I'm already thinking hard about my future and considering all possible options, including a return to medical translations (a few years ago, I switched from medical/scientific translations to literary ones, which left significantly more free time for writing) or even (gasp!) attempting to secure a normal day job after 10 years of happy freelancing. I also have the option of trying to emigrate again (assuming that the pandemic will end sometime in 2021 after a vaccine is found, and borders will reopen). Depending on the situation, I might completely give up writing in Polish for several years.
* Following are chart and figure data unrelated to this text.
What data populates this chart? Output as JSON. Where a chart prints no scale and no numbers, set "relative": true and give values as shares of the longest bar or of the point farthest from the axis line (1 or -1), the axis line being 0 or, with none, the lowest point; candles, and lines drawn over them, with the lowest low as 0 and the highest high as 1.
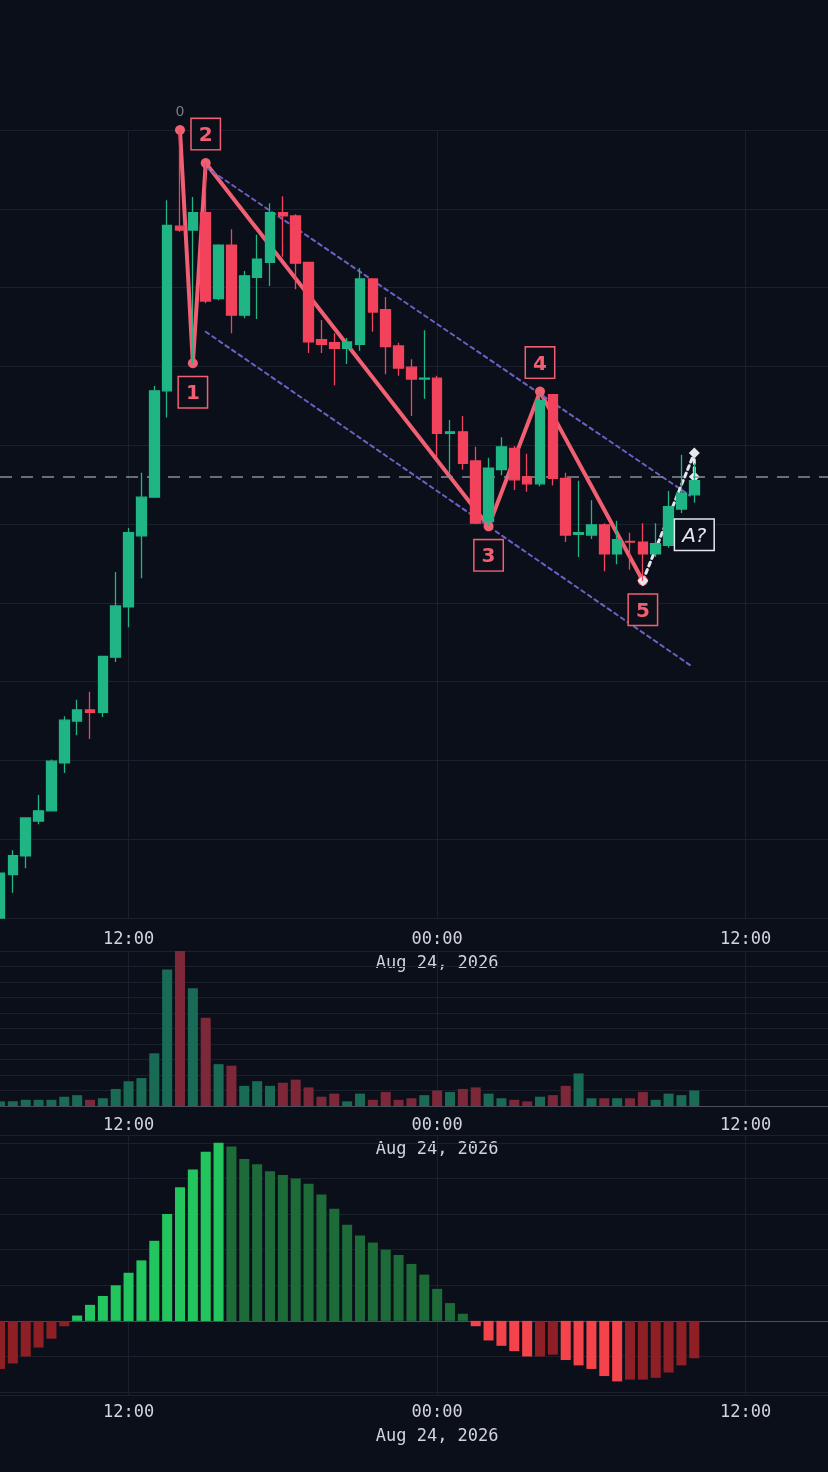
{
  "chart_data": [
    {
      "type": "candlestick",
      "relative": true,
      "x": [
        "2026-08-23T07:00",
        "2026-08-23T07:30",
        "2026-08-23T08:00",
        "2026-08-23T08:30",
        "2026-08-23T09:00",
        "2026-08-23T09:30",
        "2026-08-23T10:00",
        "2026-08-23T10:30",
        "2026-08-23T11:00",
        "2026-08-23T11:30",
        "2026-08-23T12:00",
        "2026-08-23T12:30",
        "2026-08-23T13:00",
        "2026-08-23T13:30",
        "2026-08-23T14:00",
        "2026-08-23T14:30",
        "2026-08-23T15:00",
        "2026-08-23T15:30",
        "2026-08-23T16:00",
        "2026-08-23T16:30",
        "2026-08-23T17:00",
        "2026-08-23T17:30",
        "2026-08-23T18:00",
        "2026-08-23T18:30",
        "2026-08-23T19:00",
        "2026-08-23T19:30",
        "2026-08-23T20:00",
        "2026-08-23T20:30",
        "2026-08-23T21:00",
        "2026-08-23T21:30",
        "2026-08-23T22:00",
        "2026-08-23T22:30",
        "2026-08-23T23:00",
        "2026-08-23T23:30",
        "2026-08-24T00:00",
        "2026-08-24T00:30",
        "2026-08-24T01:00",
        "2026-08-24T01:30",
        "2026-08-24T02:00",
        "2026-08-24T02:30",
        "2026-08-24T03:00",
        "2026-08-24T03:30",
        "2026-08-24T04:00",
        "2026-08-24T04:30",
        "2026-08-24T05:00",
        "2026-08-24T05:30",
        "2026-08-24T06:00",
        "2026-08-24T06:30",
        "2026-08-24T07:00",
        "2026-08-24T07:30",
        "2026-08-24T08:00",
        "2026-08-24T08:30",
        "2026-08-24T09:00",
        "2026-08-24T09:30",
        "2026-08-24T10:00"
      ],
      "ohlc": [
        [
          0,
          0.057,
          0,
          0.057
        ],
        [
          0.055,
          0.086,
          0.032,
          0.079
        ],
        [
          0.079,
          0.128,
          0.063,
          0.127
        ],
        [
          0.123,
          0.156,
          0.119,
          0.136
        ],
        [
          0.136,
          0.201,
          0.135,
          0.199
        ],
        [
          0.197,
          0.256,
          0.184,
          0.251
        ],
        [
          0.25,
          0.277,
          0.232,
          0.264
        ],
        [
          0.264,
          0.287,
          0.227,
          0.261
        ],
        [
          0.261,
          0.332,
          0.255,
          0.332
        ],
        [
          0.331,
          0.439,
          0.325,
          0.396
        ],
        [
          0.395,
          0.495,
          0.369,
          0.489
        ],
        [
          0.485,
          0.565,
          0.431,
          0.534
        ],
        [
          0.534,
          0.675,
          0.534,
          0.669
        ],
        [
          0.669,
          0.911,
          0.635,
          0.879
        ],
        [
          0.878,
          1,
          0.871,
          0.873
        ],
        [
          0.873,
          0.915,
          0.704,
          0.895
        ],
        [
          0.895,
          0.958,
          0.78,
          0.783
        ],
        [
          0.786,
          0.855,
          0.784,
          0.854
        ],
        [
          0.854,
          0.874,
          0.742,
          0.765
        ],
        [
          0.765,
          0.821,
          0.761,
          0.815
        ],
        [
          0.813,
          0.867,
          0.76,
          0.836
        ],
        [
          0.832,
          0.907,
          0.802,
          0.895
        ],
        [
          0.895,
          0.916,
          0.839,
          0.891
        ],
        [
          0.891,
          0.893,
          0.798,
          0.831
        ],
        [
          0.832,
          0.832,
          0.717,
          0.731
        ],
        [
          0.734,
          0.759,
          0.717,
          0.728
        ],
        [
          0.73,
          0.742,
          0.676,
          0.723
        ],
        [
          0.723,
          0.736,
          0.703,
          0.731
        ],
        [
          0.728,
          0.825,
          0.72,
          0.811
        ],
        [
          0.811,
          0.811,
          0.744,
          0.769
        ],
        [
          0.772,
          0.788,
          0.69,
          0.725
        ],
        [
          0.726,
          0.73,
          0.688,
          0.698
        ],
        [
          0.699,
          0.709,
          0.637,
          0.684
        ],
        [
          0.684,
          0.746,
          0.659,
          0.685
        ],
        [
          0.685,
          0.688,
          0.585,
          0.615
        ],
        [
          0.615,
          0.632,
          0.565,
          0.617
        ],
        [
          0.617,
          0.637,
          0.569,
          0.577
        ],
        [
          0.58,
          0.598,
          0.5,
          0.501
        ],
        [
          0.503,
          0.584,
          0.497,
          0.571
        ],
        [
          0.569,
          0.61,
          0.562,
          0.598
        ],
        [
          0.596,
          0.599,
          0.543,
          0.556
        ],
        [
          0.56,
          0.589,
          0.541,
          0.551
        ],
        [
          0.551,
          0.668,
          0.548,
          0.657
        ],
        [
          0.664,
          0.664,
          0.549,
          0.558
        ],
        [
          0.558,
          0.565,
          0.477,
          0.486
        ],
        [
          0.487,
          0.555,
          0.458,
          0.489
        ],
        [
          0.486,
          0.53,
          0.481,
          0.499
        ],
        [
          0.499,
          0.501,
          0.44,
          0.462
        ],
        [
          0.462,
          0.504,
          0.449,
          0.48
        ],
        [
          0.478,
          0.489,
          0.442,
          0.477
        ],
        [
          0.477,
          0.501,
          0.428,
          0.462
        ],
        [
          0.462,
          0.501,
          0.458,
          0.475
        ],
        [
          0.473,
          0.542,
          0.47,
          0.522
        ],
        [
          0.519,
          0.588,
          0.514,
          0.539
        ],
        [
          0.537,
          0.577,
          0.527,
          0.555
        ]
      ],
      "colors": [
        "#1fb585",
        "#1fb585",
        "#1fb585",
        "#1fb585",
        "#1fb585",
        "#1fb585",
        "#1fb585",
        "#f2425c",
        "#1fb585",
        "#1fb585",
        "#1fb585",
        "#1fb585",
        "#1fb585",
        "#1fb585",
        "#f2425c",
        "#1fb585",
        "#f2425c",
        "#1fb585",
        "#f2425c",
        "#1fb585",
        "#1fb585",
        "#1fb585",
        "#f2425c",
        "#f2425c",
        "#f2425c",
        "#f2425c",
        "#f2425c",
        "#1fb585",
        "#1fb585",
        "#f2425c",
        "#f2425c",
        "#f2425c",
        "#f2425c",
        "#1fb585",
        "#f2425c",
        "#1fb585",
        "#f2425c",
        "#f2425c",
        "#1fb585",
        "#1fb585",
        "#f2425c",
        "#f2425c",
        "#1fb585",
        "#f2425c",
        "#f2425c",
        "#1fb585",
        "#1fb585",
        "#f2425c",
        "#1fb585",
        "#f2425c",
        "#f2425c",
        "#1fb585",
        "#1fb585",
        "#1fb585",
        "#1fb585"
      ],
      "series": [
        {
          "type": "line",
          "x": [
            "2026-08-23T14:00",
            "2026-08-23T14:30",
            "2026-08-23T15:00",
            "2026-08-24T02:00",
            "2026-08-24T04:00",
            "2026-08-24T08:00"
          ],
          "values": [
            1,
            0.704,
            0.958,
            0.497,
            0.668,
            0.428
          ],
          "color": "#f25f73",
          "marker": "circle",
          "line_style": "solid"
        },
        {
          "type": "line",
          "x": [
            "2026-08-23T15:00",
            "2026-08-24T09:50"
          ],
          "values": [
            0.953,
            0.536
          ],
          "color": "#6b60c4",
          "marker": "none",
          "line_style": "dotted"
        },
        {
          "type": "line",
          "x": [
            "2026-08-23T15:00",
            "2026-08-24T09:50"
          ],
          "values": [
            0.744,
            0.321
          ],
          "color": "#6b60c4",
          "marker": "none",
          "line_style": "dotted"
        },
        {
          "type": "line",
          "x": [
            "2026-08-24T08:00",
            "2026-08-24T10:00",
            "2026-08-24T10:00"
          ],
          "values": [
            0.428,
            0.59,
            0.56
          ],
          "color": "#e6e8ee",
          "marker": "diamond",
          "line_style": "dotted"
        }
      ],
      "ref_lines": [
        {
          "axis": "y",
          "value": 0.56,
          "color": "#8a8d96",
          "line_style": "dashed"
        }
      ],
      "annotations": [
        {
          "text": "0",
          "x": "2026-08-23T14:00",
          "y": 1
        },
        {
          "text": "1",
          "x": "2026-08-23T14:30",
          "y": 0.704
        },
        {
          "text": "2",
          "x": "2026-08-23T15:00",
          "y": 0.958
        },
        {
          "text": "3",
          "x": "2026-08-24T02:00",
          "y": 0.497
        },
        {
          "text": "4",
          "x": "2026-08-24T04:00",
          "y": 0.668
        },
        {
          "text": "5",
          "x": "2026-08-24T08:00",
          "y": 0.428
        },
        {
          "text": "A?",
          "x": "2026-08-24T10:00",
          "y": 0.56
        }
      ],
      "xlim": [
        "2026-08-23T07:00",
        "2026-08-24T15:12"
      ],
      "xticks": [
        {
          "value": "2026-08-23T12:00",
          "label": "12:00"
        },
        {
          "value": "2026-08-24T00:00",
          "label": "00:00\nAug 24, 2026"
        },
        {
          "value": "2026-08-24T12:00",
          "label": "12:00"
        }
      ],
      "grid": true
    },
    {
      "type": "bar",
      "relative": true,
      "x": [
        "2026-08-23T07:00",
        "2026-08-23T07:30",
        "2026-08-23T08:00",
        "2026-08-23T08:30",
        "2026-08-23T09:00",
        "2026-08-23T09:30",
        "2026-08-23T10:00",
        "2026-08-23T10:30",
        "2026-08-23T11:00",
        "2026-08-23T11:30",
        "2026-08-23T12:00",
        "2026-08-23T12:30",
        "2026-08-23T13:00",
        "2026-08-23T13:30",
        "2026-08-23T14:00",
        "2026-08-23T14:30",
        "2026-08-23T15:00",
        "2026-08-23T15:30",
        "2026-08-23T16:00",
        "2026-08-23T16:30",
        "2026-08-23T17:00",
        "2026-08-23T17:30",
        "2026-08-23T18:00",
        "2026-08-23T18:30",
        "2026-08-23T19:00",
        "2026-08-23T19:30",
        "2026-08-23T20:00",
        "2026-08-23T20:30",
        "2026-08-23T21:00",
        "2026-08-23T21:30",
        "2026-08-23T22:00",
        "2026-08-23T22:30",
        "2026-08-23T23:00",
        "2026-08-23T23:30",
        "2026-08-24T00:00",
        "2026-08-24T00:30",
        "2026-08-24T01:00",
        "2026-08-24T01:30",
        "2026-08-24T02:00",
        "2026-08-24T02:30",
        "2026-08-24T03:00",
        "2026-08-24T03:30",
        "2026-08-24T04:00",
        "2026-08-24T04:30",
        "2026-08-24T05:00",
        "2026-08-24T05:30",
        "2026-08-24T06:00",
        "2026-08-24T06:30",
        "2026-08-24T07:00",
        "2026-08-24T07:30",
        "2026-08-24T08:00",
        "2026-08-24T08:30",
        "2026-08-24T09:00",
        "2026-08-24T09:30",
        "2026-08-24T10:00"
      ],
      "values": [
        0.03,
        0.03,
        0.04,
        0.04,
        0.04,
        0.06,
        0.07,
        0.04,
        0.05,
        0.11,
        0.16,
        0.18,
        0.34,
        0.88,
        1,
        0.76,
        0.57,
        0.27,
        0.26,
        0.13,
        0.16,
        0.13,
        0.15,
        0.17,
        0.12,
        0.06,
        0.08,
        0.03,
        0.08,
        0.04,
        0.09,
        0.04,
        0.05,
        0.07,
        0.1,
        0.09,
        0.11,
        0.12,
        0.08,
        0.05,
        0.04,
        0.03,
        0.06,
        0.07,
        0.13,
        0.21,
        0.05,
        0.05,
        0.05,
        0.05,
        0.09,
        0.04,
        0.08,
        0.07,
        0.1
      ],
      "colors": [
        "#1a6b56",
        "#1a6b56",
        "#1a6b56",
        "#1a6b56",
        "#1a6b56",
        "#1a6b56",
        "#1a6b56",
        "#7c2838",
        "#1a6b56",
        "#1a6b56",
        "#1a6b56",
        "#1a6b56",
        "#1a6b56",
        "#1a6b56",
        "#7c2838",
        "#1a6b56",
        "#7c2838",
        "#1a6b56",
        "#7c2838",
        "#1a6b56",
        "#1a6b56",
        "#1a6b56",
        "#7c2838",
        "#7c2838",
        "#7c2838",
        "#7c2838",
        "#7c2838",
        "#1a6b56",
        "#1a6b56",
        "#7c2838",
        "#7c2838",
        "#7c2838",
        "#7c2838",
        "#1a6b56",
        "#7c2838",
        "#1a6b56",
        "#7c2838",
        "#7c2838",
        "#1a6b56",
        "#1a6b56",
        "#7c2838",
        "#7c2838",
        "#1a6b56",
        "#7c2838",
        "#7c2838",
        "#1a6b56",
        "#1a6b56",
        "#7c2838",
        "#1a6b56",
        "#7c2838",
        "#7c2838",
        "#1a6b56",
        "#1a6b56",
        "#1a6b56",
        "#1a6b56"
      ],
      "xlim": [
        "2026-08-23T07:00",
        "2026-08-24T15:12"
      ],
      "xticks": [
        {
          "value": "2026-08-23T12:00",
          "label": "12:00"
        },
        {
          "value": "2026-08-24T00:00",
          "label": "00:00\nAug 24, 2026"
        },
        {
          "value": "2026-08-24T12:00",
          "label": "12:00"
        }
      ],
      "grid": true
    },
    {
      "type": "bar",
      "relative": true,
      "x": [
        "2026-08-23T07:00",
        "2026-08-23T07:30",
        "2026-08-23T08:00",
        "2026-08-23T08:30",
        "2026-08-23T09:00",
        "2026-08-23T09:30",
        "2026-08-23T10:00",
        "2026-08-23T10:30",
        "2026-08-23T11:00",
        "2026-08-23T11:30",
        "2026-08-23T12:00",
        "2026-08-23T12:30",
        "2026-08-23T13:00",
        "2026-08-23T13:30",
        "2026-08-23T14:00",
        "2026-08-23T14:30",
        "2026-08-23T15:00",
        "2026-08-23T15:30",
        "2026-08-23T16:00",
        "2026-08-23T16:30",
        "2026-08-23T17:00",
        "2026-08-23T17:30",
        "2026-08-23T18:00",
        "2026-08-23T18:30",
        "2026-08-23T19:00",
        "2026-08-23T19:30",
        "2026-08-23T20:00",
        "2026-08-23T20:30",
        "2026-08-23T21:00",
        "2026-08-23T21:30",
        "2026-08-23T22:00",
        "2026-08-23T22:30",
        "2026-08-23T23:00",
        "2026-08-23T23:30",
        "2026-08-24T00:00",
        "2026-08-24T00:30",
        "2026-08-24T01:00",
        "2026-08-24T01:30",
        "2026-08-24T02:00",
        "2026-08-24T02:30",
        "2026-08-24T03:00",
        "2026-08-24T03:30",
        "2026-08-24T04:00",
        "2026-08-24T04:30",
        "2026-08-24T05:00",
        "2026-08-24T05:30",
        "2026-08-24T06:00",
        "2026-08-24T06:30",
        "2026-08-24T07:00",
        "2026-08-24T07:30",
        "2026-08-24T08:00",
        "2026-08-24T08:30",
        "2026-08-24T09:00",
        "2026-08-24T09:30",
        "2026-08-24T10:00"
      ],
      "values": [
        -0.27,
        -0.24,
        -0.2,
        -0.15,
        -0.1,
        -0.03,
        0.03,
        0.09,
        0.14,
        0.2,
        0.27,
        0.34,
        0.45,
        0.6,
        0.75,
        0.85,
        0.95,
        1,
        0.98,
        0.91,
        0.88,
        0.84,
        0.82,
        0.8,
        0.77,
        0.71,
        0.63,
        0.54,
        0.48,
        0.44,
        0.4,
        0.37,
        0.32,
        0.26,
        0.18,
        0.1,
        0.04,
        -0.03,
        -0.11,
        -0.14,
        -0.17,
        -0.2,
        -0.2,
        -0.19,
        -0.22,
        -0.25,
        -0.27,
        -0.31,
        -0.34,
        -0.33,
        -0.33,
        -0.32,
        -0.29,
        -0.25,
        -0.21
      ],
      "colors": [
        "#8e1f25",
        "#8e1f25",
        "#8e1f25",
        "#8e1f25",
        "#8e1f25",
        "#8e1f25",
        "#22c55e",
        "#22c55e",
        "#22c55e",
        "#22c55e",
        "#22c55e",
        "#22c55e",
        "#22c55e",
        "#22c55e",
        "#22c55e",
        "#22c55e",
        "#22c55e",
        "#22c55e",
        "#1c6b38",
        "#1c6b38",
        "#1c6b38",
        "#1c6b38",
        "#1c6b38",
        "#1c6b38",
        "#1c6b38",
        "#1c6b38",
        "#1c6b38",
        "#1c6b38",
        "#1c6b38",
        "#1c6b38",
        "#1c6b38",
        "#1c6b38",
        "#1c6b38",
        "#1c6b38",
        "#1c6b38",
        "#1c6b38",
        "#1c6b38",
        "#f4434a",
        "#f4434a",
        "#f4434a",
        "#f4434a",
        "#f4434a",
        "#8e1f25",
        "#8e1f25",
        "#f4434a",
        "#f4434a",
        "#f4434a",
        "#f4434a",
        "#f4434a",
        "#8e1f25",
        "#8e1f25",
        "#8e1f25",
        "#8e1f25",
        "#8e1f25",
        "#8e1f25"
      ],
      "xlim": [
        "2026-08-23T07:00",
        "2026-08-24T15:12"
      ],
      "xticks": [
        {
          "value": "2026-08-23T12:00",
          "label": "12:00"
        },
        {
          "value": "2026-08-24T00:00",
          "label": "00:00\nAug 24, 2026"
        },
        {
          "value": "2026-08-24T12:00",
          "label": "12:00"
        }
      ],
      "grid": true
    }
  ]
}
I'm also wondering whether this might be a good time to revisit some dreams that have been shelved for the past 3 years. Although I'm essentially bilingual and I've been working as a translator for a decade, I don't feel confident enough to write in English (well, to be frank, I don't feel confident writing in Polish either; writer's block has been my constant companion for years). After a brief burst of enthusiasm in 2017, I stopped trying to translate my Polish stories into English (I managed to get four translated stories published in no-pay zines with little effort, but couldn't break into paid ones, and ultimately I had to focus on writing in Polish). Maybe it's time to resume those efforts, and also try my hand at writing in English (even after putting lots of work into the translation, my translated stories always seem slightly clumsier than the original version, and this probably hurts their chances of getting published).

For now, I've decided to come back to this blog. Just to exercise my English writing muscles a little. Expect more posts at irregular intervals. 

And, in spite of everything, best Easter wishes from this optimistic Easter cat!